Veterans of the squadron in which Heller flew became aware of the fame of the book after it was published, but they were unhappy that Heller had painted such an unfavorable portrait of the men and activities of the unit. This reaction probably intensified after the Mike Nichols movie was released, which exaggerated the worst characteristics of the figures with whom Yossarian interacted. Although Heller never identified the units with which he flew in Catch-22, military historians eventually identified them. Recently several books have been published whose primary aim has been to correct the public image of the units with whom Heller flew in the war. The authors believe that Heller’s version (and probably the Mike Nichols film) of the men in the units did not present a true picture of the actions and motivations of the men who flew in those units. A secondary purpose of these books was to shed light on the men who might have been models for the characters Heller presented in Catch-22.

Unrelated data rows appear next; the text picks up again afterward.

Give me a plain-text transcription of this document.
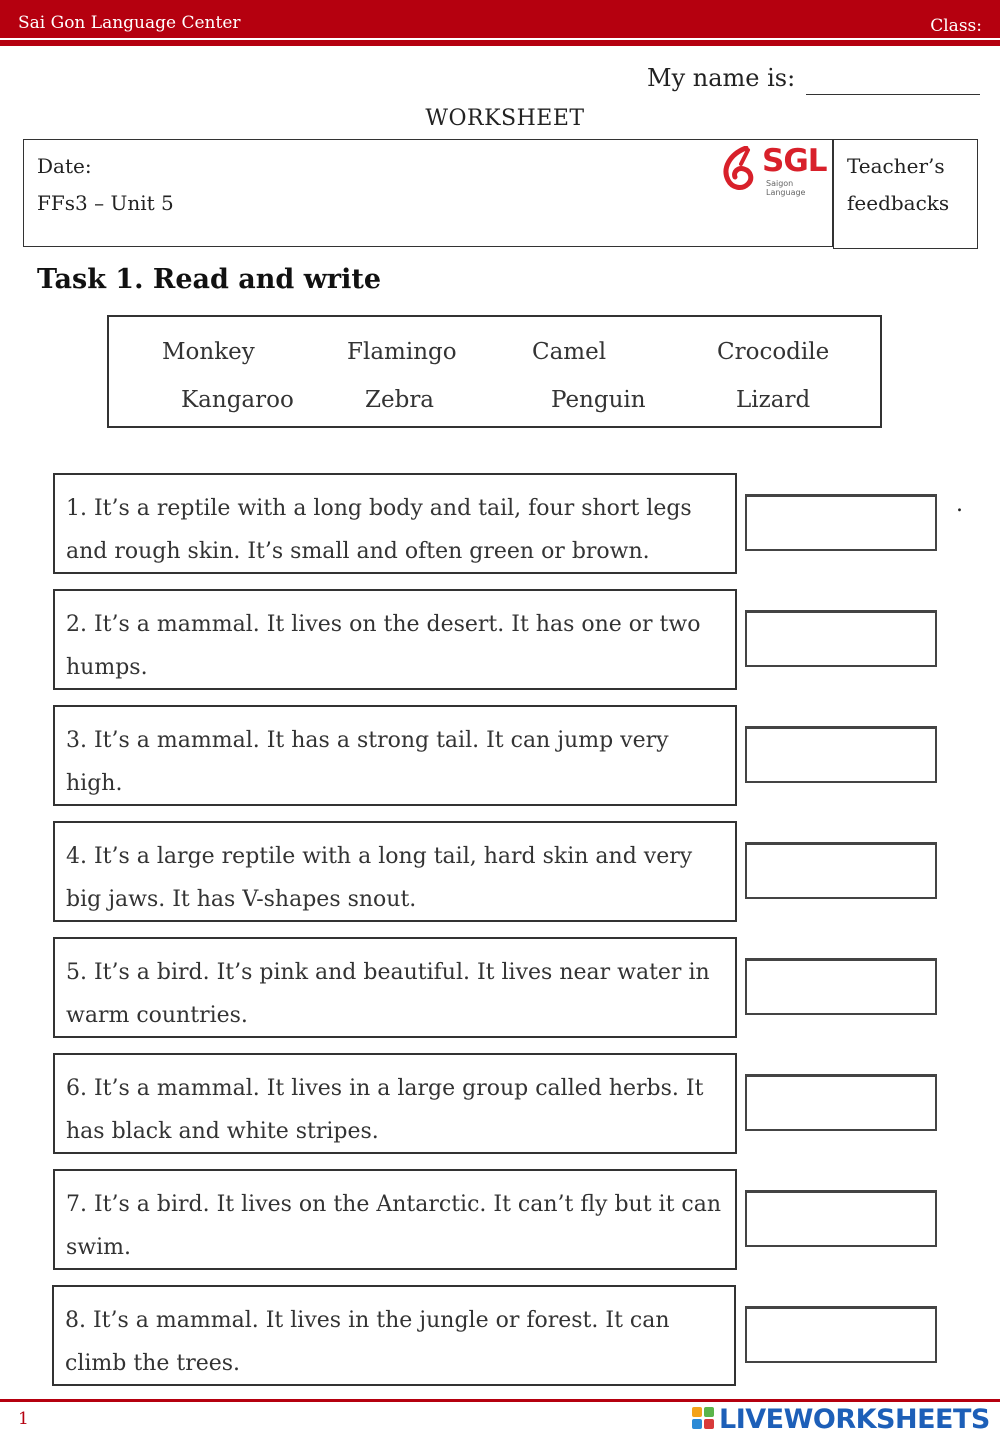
Sai Gon Language Center	Class:
My name is:
WORKSHEET
Date:
FFs3 – Unit 5
Teacher’s
feedbacks
SGL
Saigon Language
Task 1. Read and write
Monkey	Flamingo	Camel	Crocodile
Kangaroo	Zebra	Penguin	Lizard
1. It’s a reptile with a long body and tail, four short legs and rough skin. It’s small and often green or brown.
.
2. It’s a mammal. It lives on the desert. It has one or two humps.
3. It’s a mammal. It has a strong tail. It can jump very high.
4. It’s a large reptile with a long tail, hard skin and very big jaws. It has V-shapes snout.
5. It’s a bird. It’s pink and beautiful. It lives near water in warm countries.
6. It’s a mammal. It lives in a large group called herbs. It has black and white stripes.
7. It’s a bird. It lives on the Antarctic. It can’t fly but it can swim.
8. It’s a mammal. It lives in the jungle or forest. It can climb the trees.
1	LIVEWORKSHEETS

Patricia Chapman Meder, in her account of the relationship between Catch-22 and the men of Heller’s flying unit, The True Story of Catch-22, says that her father, Colonel William Chapman, is the model for Colonel Cathcart, and that her father, when he learned of Heller’s characterization of him in Catch-22, was not particularly pleased with that distinction. She also states that the 57th Bomb Wing Commander, General Robert Knapp, was the model for General Dreedle. She suggests the following additional correspondences of officers in the unit to characters in the novel: unit Chaplain James H. Cooper was the basis for Chaplain Tappman; 488th Bomb Squadron Flight Surgeon, Captain Benjamin Marino for Doc Daneeka; 488th Bomb Squadron Adjutant, Major Joseph Ruebel for Major Danby; 340th Bomb Group Bombing Officer, Captain Vincent (“Chief”) Myers for Chief White Halfoat; 340th Bomb Group Assistant Operations Officer, Captain George Wells for Captain Wren; and 340th Bomb Group Assistant Operations Officer Captain Fred Dyer for Captain Pilchard.
Heller insisted that he was not trying to make fun of the men with whom he flew but that they were the basis of comic types.